On Sun, 05 Dec 2004 06:16:54 -0700, Fred Bauder <fredbaud(a)ctelco.net> wrote:
Here's a question for you then. Do you want the
Arbitration Committee to use
"common sense" or follow established policies. (fyi, the Committee is
somewhat split on this point)
Fred
I think that 90% of all policies should apply to the main and Image:
namespaces (only 10% should apply to the other namespaces). The number
of policies should be pretty small (GFDL, NPOV, factual, be nice,
etc). The committee would go by the policy where one applies, but go
on common sense on most things.
From: Dori <slowpoke(a)gmail.com>
Reply-To: Dori <slowpoke(a)gmail.com>om>, Wikimedia Foundation Mailing List
<foundation-l(a)wikimedia.org>
Date: Sat, 4 Dec 2004 21:36:32 -0600
To: foundation-l(a)wikimedia.org
Subject: [Foundation-l] Policies expanding out of control
I am really concerned that the number and extent of policies on en
Wikipedia is getting seriously out of hand. It's true that some policy
needs are necessary, but I feel like it's getting to the point where
you must have memorized hundreds of pages, spanning hundreds of
kilobytes of text, just to be able to edit within the "rules". Unless
you're spending most of your waking moments on Wikipedia, and keeping
up with all the new rules and decisions, you're unlikely to keep up
with all this.

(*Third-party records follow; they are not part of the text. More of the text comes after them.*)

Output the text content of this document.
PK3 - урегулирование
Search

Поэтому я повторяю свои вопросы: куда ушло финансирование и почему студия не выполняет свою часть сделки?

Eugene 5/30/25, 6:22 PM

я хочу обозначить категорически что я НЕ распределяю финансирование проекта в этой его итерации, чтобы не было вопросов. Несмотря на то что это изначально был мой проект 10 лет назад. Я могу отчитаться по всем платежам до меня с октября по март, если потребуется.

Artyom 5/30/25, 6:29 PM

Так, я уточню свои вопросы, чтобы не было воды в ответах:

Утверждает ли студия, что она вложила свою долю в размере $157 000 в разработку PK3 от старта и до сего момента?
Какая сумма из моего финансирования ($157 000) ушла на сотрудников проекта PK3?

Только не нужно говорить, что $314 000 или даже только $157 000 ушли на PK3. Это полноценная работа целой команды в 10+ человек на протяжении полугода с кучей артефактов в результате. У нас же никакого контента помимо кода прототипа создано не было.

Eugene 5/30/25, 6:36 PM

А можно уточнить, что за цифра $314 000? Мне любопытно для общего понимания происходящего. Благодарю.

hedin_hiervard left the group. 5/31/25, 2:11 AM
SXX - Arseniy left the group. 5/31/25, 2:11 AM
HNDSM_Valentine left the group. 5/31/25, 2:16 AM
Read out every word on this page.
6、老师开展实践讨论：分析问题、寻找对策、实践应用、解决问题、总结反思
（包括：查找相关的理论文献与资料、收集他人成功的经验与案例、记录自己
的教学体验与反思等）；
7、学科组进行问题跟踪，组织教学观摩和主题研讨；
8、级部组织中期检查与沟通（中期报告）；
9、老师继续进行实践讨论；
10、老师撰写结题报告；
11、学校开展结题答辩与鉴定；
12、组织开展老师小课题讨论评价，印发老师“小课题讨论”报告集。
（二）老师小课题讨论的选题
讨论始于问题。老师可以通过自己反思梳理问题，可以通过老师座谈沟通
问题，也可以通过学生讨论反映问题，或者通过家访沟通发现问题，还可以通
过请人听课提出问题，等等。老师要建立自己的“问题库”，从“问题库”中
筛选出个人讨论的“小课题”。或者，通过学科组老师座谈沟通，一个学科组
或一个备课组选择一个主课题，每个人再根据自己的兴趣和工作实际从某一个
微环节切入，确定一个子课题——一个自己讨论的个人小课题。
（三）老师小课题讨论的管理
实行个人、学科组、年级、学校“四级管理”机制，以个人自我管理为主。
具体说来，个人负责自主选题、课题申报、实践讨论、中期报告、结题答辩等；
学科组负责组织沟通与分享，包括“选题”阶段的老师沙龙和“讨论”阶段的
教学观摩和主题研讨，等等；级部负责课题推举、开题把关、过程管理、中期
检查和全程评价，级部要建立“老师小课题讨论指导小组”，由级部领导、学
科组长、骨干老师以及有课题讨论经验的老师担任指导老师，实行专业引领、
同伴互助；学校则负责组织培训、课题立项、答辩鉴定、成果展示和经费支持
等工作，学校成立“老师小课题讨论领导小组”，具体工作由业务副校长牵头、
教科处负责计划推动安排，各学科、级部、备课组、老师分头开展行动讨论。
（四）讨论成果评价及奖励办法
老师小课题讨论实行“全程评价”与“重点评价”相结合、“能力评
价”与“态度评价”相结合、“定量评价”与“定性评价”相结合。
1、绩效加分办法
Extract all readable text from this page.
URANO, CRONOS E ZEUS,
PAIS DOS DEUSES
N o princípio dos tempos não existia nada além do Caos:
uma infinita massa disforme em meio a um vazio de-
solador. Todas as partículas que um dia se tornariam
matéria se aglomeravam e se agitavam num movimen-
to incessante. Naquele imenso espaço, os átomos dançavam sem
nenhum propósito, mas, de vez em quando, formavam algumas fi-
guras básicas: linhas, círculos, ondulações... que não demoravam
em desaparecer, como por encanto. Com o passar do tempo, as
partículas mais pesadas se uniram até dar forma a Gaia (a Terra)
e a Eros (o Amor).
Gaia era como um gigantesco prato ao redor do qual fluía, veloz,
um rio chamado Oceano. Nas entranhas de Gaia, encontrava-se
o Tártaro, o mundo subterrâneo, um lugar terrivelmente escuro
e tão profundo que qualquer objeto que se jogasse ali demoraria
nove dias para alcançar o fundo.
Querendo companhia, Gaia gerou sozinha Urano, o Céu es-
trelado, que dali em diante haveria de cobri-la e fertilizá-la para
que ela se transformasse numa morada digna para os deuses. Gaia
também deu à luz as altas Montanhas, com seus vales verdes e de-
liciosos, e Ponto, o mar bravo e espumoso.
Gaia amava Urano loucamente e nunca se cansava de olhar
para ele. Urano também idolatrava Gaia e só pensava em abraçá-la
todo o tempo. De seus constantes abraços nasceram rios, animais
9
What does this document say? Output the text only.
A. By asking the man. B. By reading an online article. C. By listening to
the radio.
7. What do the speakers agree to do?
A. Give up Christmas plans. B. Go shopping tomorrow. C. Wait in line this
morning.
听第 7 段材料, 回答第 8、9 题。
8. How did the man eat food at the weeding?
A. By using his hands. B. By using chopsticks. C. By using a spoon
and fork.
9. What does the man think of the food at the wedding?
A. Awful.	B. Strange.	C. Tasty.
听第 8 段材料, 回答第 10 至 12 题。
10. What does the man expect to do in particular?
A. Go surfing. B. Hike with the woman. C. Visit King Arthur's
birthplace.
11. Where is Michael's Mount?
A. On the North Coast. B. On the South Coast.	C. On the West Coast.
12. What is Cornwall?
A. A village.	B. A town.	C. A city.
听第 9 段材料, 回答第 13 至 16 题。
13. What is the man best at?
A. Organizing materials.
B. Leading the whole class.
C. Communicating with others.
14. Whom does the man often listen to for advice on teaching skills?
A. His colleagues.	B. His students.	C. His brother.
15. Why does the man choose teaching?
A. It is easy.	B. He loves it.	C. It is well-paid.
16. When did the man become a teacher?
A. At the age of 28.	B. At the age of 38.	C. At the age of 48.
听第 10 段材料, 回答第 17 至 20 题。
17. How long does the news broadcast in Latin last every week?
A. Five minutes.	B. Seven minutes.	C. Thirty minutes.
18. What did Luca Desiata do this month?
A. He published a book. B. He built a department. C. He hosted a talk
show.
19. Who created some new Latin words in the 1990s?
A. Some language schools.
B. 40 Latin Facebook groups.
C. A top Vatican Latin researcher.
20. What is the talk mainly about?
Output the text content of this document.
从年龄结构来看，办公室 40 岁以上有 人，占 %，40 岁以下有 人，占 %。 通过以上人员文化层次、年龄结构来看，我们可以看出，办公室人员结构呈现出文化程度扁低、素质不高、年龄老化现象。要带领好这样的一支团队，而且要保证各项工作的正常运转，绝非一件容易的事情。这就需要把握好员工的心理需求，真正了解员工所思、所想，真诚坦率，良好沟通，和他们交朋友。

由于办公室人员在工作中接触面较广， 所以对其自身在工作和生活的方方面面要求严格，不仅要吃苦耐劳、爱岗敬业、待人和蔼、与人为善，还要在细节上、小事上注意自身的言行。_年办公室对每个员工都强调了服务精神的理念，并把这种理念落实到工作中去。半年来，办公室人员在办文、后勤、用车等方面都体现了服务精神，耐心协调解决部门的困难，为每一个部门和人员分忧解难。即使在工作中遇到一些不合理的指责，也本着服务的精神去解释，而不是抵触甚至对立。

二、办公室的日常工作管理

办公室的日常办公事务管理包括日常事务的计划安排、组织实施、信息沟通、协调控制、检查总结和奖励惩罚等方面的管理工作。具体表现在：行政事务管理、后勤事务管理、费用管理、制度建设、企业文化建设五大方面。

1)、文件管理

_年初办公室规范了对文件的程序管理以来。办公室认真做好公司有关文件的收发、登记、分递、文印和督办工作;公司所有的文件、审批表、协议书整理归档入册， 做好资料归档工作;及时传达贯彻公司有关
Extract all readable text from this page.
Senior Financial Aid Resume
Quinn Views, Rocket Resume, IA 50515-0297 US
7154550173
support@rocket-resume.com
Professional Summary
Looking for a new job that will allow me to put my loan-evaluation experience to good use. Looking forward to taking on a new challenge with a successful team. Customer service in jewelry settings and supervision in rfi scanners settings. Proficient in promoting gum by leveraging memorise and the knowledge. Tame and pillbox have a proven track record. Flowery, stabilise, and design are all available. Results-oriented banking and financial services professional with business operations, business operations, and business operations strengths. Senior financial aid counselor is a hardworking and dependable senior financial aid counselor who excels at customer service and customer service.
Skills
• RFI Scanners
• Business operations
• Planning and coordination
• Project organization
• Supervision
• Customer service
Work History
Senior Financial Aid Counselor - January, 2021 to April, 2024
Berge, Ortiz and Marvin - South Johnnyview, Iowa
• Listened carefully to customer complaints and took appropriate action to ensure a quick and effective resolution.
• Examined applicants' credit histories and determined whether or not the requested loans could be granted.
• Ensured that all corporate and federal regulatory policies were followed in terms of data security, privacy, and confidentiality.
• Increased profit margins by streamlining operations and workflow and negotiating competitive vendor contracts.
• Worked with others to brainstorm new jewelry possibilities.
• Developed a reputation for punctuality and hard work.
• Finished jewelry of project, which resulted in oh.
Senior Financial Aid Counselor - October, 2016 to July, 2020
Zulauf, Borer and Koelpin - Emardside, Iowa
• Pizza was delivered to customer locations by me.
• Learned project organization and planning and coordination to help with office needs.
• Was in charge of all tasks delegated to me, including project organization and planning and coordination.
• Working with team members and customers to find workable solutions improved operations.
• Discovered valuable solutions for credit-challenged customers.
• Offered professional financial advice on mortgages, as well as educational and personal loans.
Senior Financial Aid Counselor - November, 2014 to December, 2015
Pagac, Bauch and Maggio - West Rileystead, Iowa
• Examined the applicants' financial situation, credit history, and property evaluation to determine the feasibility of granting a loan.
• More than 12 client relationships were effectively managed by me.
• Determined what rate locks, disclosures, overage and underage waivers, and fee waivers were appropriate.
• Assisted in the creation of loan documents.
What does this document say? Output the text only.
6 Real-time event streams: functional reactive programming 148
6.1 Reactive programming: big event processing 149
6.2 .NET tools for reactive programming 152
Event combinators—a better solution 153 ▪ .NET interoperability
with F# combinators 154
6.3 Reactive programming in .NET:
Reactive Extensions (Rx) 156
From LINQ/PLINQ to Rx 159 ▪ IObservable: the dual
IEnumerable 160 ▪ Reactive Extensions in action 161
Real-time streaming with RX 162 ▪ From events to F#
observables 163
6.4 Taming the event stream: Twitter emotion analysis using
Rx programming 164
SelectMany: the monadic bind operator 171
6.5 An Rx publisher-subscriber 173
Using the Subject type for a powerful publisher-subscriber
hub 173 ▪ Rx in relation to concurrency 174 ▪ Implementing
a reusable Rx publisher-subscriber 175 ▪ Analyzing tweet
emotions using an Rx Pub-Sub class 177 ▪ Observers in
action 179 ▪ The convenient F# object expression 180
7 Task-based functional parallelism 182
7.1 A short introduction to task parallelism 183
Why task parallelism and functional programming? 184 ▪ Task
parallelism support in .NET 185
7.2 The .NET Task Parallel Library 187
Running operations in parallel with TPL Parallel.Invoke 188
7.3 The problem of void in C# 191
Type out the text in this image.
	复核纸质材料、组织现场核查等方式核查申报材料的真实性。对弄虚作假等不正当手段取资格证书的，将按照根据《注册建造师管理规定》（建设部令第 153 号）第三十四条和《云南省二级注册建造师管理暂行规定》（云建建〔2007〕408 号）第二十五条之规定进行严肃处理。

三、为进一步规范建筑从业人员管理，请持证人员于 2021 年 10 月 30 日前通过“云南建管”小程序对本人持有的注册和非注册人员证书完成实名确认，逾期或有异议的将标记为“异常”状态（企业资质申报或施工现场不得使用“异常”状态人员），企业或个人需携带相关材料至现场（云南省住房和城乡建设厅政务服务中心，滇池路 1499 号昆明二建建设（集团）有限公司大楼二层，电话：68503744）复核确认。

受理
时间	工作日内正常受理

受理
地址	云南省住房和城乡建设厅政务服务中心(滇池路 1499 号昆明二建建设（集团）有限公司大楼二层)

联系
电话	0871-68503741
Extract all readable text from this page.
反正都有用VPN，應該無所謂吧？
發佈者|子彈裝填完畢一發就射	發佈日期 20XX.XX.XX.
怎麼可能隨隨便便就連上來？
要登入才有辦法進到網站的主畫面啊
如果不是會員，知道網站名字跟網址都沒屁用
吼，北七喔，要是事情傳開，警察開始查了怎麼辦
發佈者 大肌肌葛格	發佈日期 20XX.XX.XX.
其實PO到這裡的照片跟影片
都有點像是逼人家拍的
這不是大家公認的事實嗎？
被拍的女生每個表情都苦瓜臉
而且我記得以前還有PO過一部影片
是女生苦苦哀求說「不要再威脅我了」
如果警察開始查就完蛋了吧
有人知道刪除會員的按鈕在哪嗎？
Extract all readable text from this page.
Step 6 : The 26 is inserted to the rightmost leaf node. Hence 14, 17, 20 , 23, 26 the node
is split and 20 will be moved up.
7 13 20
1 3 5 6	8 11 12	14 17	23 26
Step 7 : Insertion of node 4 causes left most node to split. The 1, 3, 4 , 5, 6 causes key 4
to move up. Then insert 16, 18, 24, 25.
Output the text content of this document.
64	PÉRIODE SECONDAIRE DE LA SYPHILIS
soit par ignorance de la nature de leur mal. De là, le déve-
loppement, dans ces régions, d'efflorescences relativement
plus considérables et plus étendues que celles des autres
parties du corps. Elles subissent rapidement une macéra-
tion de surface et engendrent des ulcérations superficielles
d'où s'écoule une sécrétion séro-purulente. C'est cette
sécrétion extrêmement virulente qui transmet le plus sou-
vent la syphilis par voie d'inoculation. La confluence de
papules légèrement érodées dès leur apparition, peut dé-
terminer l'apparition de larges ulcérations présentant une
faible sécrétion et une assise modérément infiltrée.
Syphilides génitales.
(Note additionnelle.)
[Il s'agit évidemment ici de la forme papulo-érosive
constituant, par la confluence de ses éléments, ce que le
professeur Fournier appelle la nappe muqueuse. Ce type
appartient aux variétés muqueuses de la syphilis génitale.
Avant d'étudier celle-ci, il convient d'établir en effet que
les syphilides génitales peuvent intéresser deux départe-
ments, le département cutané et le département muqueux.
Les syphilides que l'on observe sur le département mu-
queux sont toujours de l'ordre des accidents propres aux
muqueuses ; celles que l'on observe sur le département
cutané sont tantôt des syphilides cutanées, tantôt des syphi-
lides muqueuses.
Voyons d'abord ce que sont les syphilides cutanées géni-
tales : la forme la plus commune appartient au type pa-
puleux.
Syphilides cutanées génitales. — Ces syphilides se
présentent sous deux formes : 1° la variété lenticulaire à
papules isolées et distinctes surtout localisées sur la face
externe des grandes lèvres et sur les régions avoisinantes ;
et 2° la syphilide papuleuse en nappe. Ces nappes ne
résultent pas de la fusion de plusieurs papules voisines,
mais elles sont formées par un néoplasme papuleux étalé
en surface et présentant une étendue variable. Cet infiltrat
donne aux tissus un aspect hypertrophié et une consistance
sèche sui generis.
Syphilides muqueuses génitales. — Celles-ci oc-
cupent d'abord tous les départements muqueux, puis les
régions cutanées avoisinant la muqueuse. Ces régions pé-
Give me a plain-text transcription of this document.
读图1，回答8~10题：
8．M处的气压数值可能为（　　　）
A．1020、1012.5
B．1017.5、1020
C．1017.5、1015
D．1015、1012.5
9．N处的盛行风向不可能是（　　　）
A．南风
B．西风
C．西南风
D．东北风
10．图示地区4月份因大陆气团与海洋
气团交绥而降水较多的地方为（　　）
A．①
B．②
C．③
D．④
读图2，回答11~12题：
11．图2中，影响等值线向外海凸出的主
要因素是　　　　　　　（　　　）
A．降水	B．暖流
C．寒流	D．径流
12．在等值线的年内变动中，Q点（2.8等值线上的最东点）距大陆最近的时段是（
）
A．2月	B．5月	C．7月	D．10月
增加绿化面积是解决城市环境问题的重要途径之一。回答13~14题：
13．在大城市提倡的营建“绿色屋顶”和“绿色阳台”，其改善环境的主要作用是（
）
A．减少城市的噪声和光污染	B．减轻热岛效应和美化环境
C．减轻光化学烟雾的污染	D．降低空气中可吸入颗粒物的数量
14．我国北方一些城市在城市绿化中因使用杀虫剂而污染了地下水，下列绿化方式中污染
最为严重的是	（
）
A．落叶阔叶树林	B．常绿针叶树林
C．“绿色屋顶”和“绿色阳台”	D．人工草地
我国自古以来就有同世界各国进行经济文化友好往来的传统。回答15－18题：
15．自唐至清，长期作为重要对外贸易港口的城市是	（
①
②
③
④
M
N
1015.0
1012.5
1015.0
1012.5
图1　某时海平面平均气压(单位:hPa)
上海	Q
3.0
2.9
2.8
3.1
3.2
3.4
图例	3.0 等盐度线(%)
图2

This is especially hard on admins who are the targets
of disruptive users. I am not saying that there shouldn't be
accountability, but all these rules is making the whole editing
process a whole lot less fun than it used to be. I am already feeling
like I should stop being an admin, and if the policy explosion extends
much further into the normal editing, I'd probably stop editing
altogether. Common sense seems to be going out the window.
It used to be that we had mostly guidelines, but at some point
guidelines seems to have moved into policy, and users are using these
to clobber each other left and right. I think this is a looming threat
to Wikipedia. The bureacracy level is increasing every day. I don't
think that the benefits of the increased bureacracy outweigh the added
complexity. Obviously Wikipedia is a lot bigger than it used to be,
but I think the medicine might turn into a new disease.